L'autorisation des pipelines appartient uniquement au fédéral, tranche la Cour

Vue aérienne du terminal maritime de l’oléoduc Trans Mountain, à Burnaby, en Colombie-Britannique
Photo: Jonathan Hayward La Presse canadienne Vue aérienne du terminal maritime de l’oléoduc Trans Mountain, à Burnaby, en Colombie-Britannique

La Cour d’appel de la Colombie-Britannique a tranché : le gouvernement provincial ne peut pas limiter le transport de pétrole brut sur son territoire, comme le réclamait Victoria. Une décision qui réaffirme l’autorité du fédéral sur les pipelines qui traversent les provinces et un pas de plus vers la réalisation du projet d’expansion de Trans Mountain, piloté par le gouvernement Trudeau.

Le gouvernement néodémocrate de John Horgan avait demandé l’an dernier au plus haut tribunal de la province de statuer sur la constitutionnalité d’une législation provinciale qui prévoyait que le transport de toute « substance dangereuse » ne pouvait se faire sans l’obtention d’un « permis ».
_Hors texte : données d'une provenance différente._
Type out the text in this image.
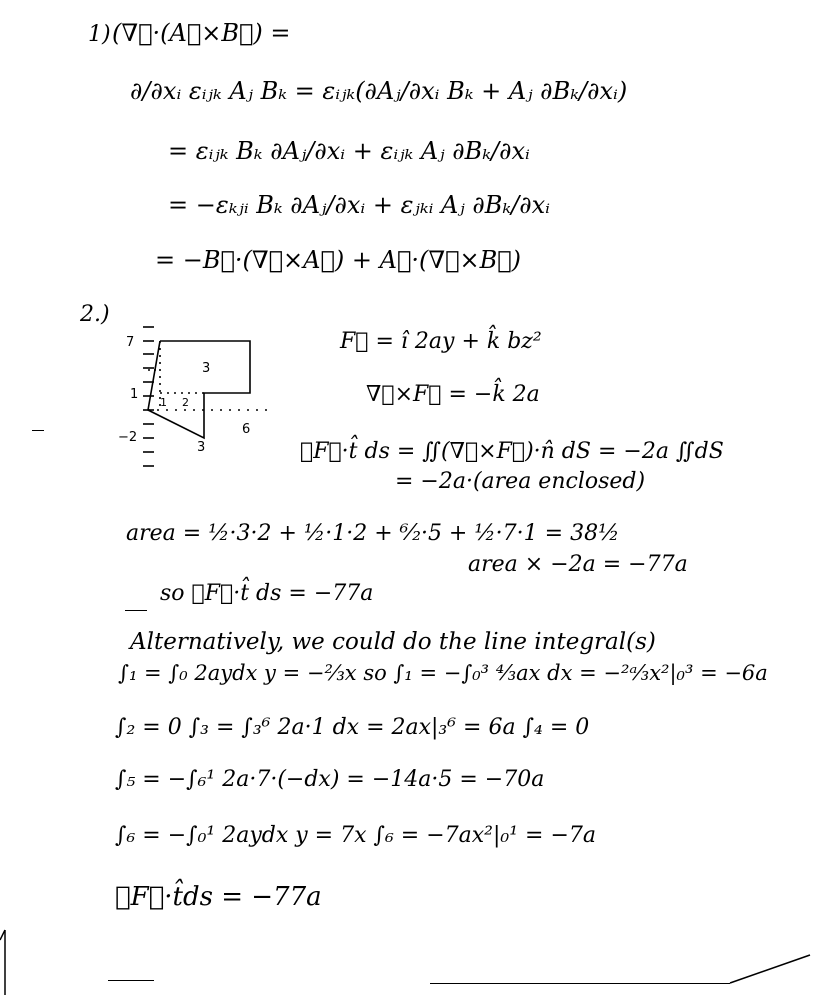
1) (∇⃗·(A⃗×B⃗) =
∂/∂xᵢ εᵢⱼₖ Aⱼ Bₖ = εᵢⱼₖ(∂Aⱼ/∂xᵢ Bₖ + Aⱼ ∂Bₖ/∂xᵢ)
= εᵢⱼₖ Bₖ ∂Aⱼ/∂xᵢ + εᵢⱼₖ Aⱼ ∂Bₖ/∂xᵢ
= −εₖⱼᵢ Bₖ ∂Aⱼ/∂xᵢ + εⱼₖᵢ Aⱼ ∂Bₖ/∂xᵢ
= −B⃗·(∇⃗×A⃗) + A⃗·(∇⃗×B⃗)
2.)
7
1
−2
3
6
3
2
1
F⃗ = î 2ay + k̂ bz²
∇⃗×F⃗ = −k̂ 2a
∮F⃗·t̂ ds = ∬(∇⃗×F⃗)·n̂ dS = −2a ∬dS
= −2a·(area enclosed)
area = ½·3·2 + ½·1·2 + ⁶⁄₂·5 + ½·7·1 = 38½
area × −2a = −77a
so ∮F⃗·t̂ ds = −77a
Alternatively, we could do the line integral(s)
∫₁ = ∫₀ 2aydx y = −⅔x so ∫₁ = −∫₀³ ⁴⁄₃ax dx = −²ᵃ⁄₃x²|₀³ = −6a
∫₂ = 0 ∫₃ = ∫₃⁶ 2a·1 dx = 2ax|₃⁶ = 6a ∫₄ = 0
∫₅ = −∫₆¹ 2a·7·(−dx) = −14a·5 = −70a
∫₆ = −∫₀¹ 2aydx y = 7x ∫₆ = −7ax²|₀¹ = −7a
∮F⃗·t̂ds = −77a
Cette mesure environnementale était d’abord conçue pour limiter la croissance du transport de pétrole brut sur son territoire, mais aussi le long des côtes. Selon ce que fait valoir le gouvernement, un déversement pétrolier « mettrait en danger la santé humaine, de l’environnement et des communautés ».

Or, la législation britanno-colombienne n’est pas constitutionnelle, a tranché la Cour d’appel dans une décision unanime rendue vendredi. Selon ce qu’écrit la juge Mary Newbury, la loi provinciale visait spécifiquement une substance, le pétrole, et dans un contexte précis, soit le projet d’expansion du pipeline Trans Mountain.

Or, le fait de bloquer un tel projet « menacerait d’usurper » le rôle de l’Office national de l’énergie, « qui a rendu de nombreuses décisions et imposé de nombreuses conditions à Trans Mountain pour la protection de l’environnement ». Qui plus est, souligne-t-on dans le jugement, il appartient uniquement à l’Office national de l’énergie de réglementer le transport de pétrole à travers le Canada, en vue de l’acheminer vers les « marchés d’exportation ».

Professeur invité à l’Université d’Ottawa et spécialiste des politiques énergétiques, Jean-Thomas Bernard n’est pas surpris de la décision de la Cour d’appel de Colombie-Britannique.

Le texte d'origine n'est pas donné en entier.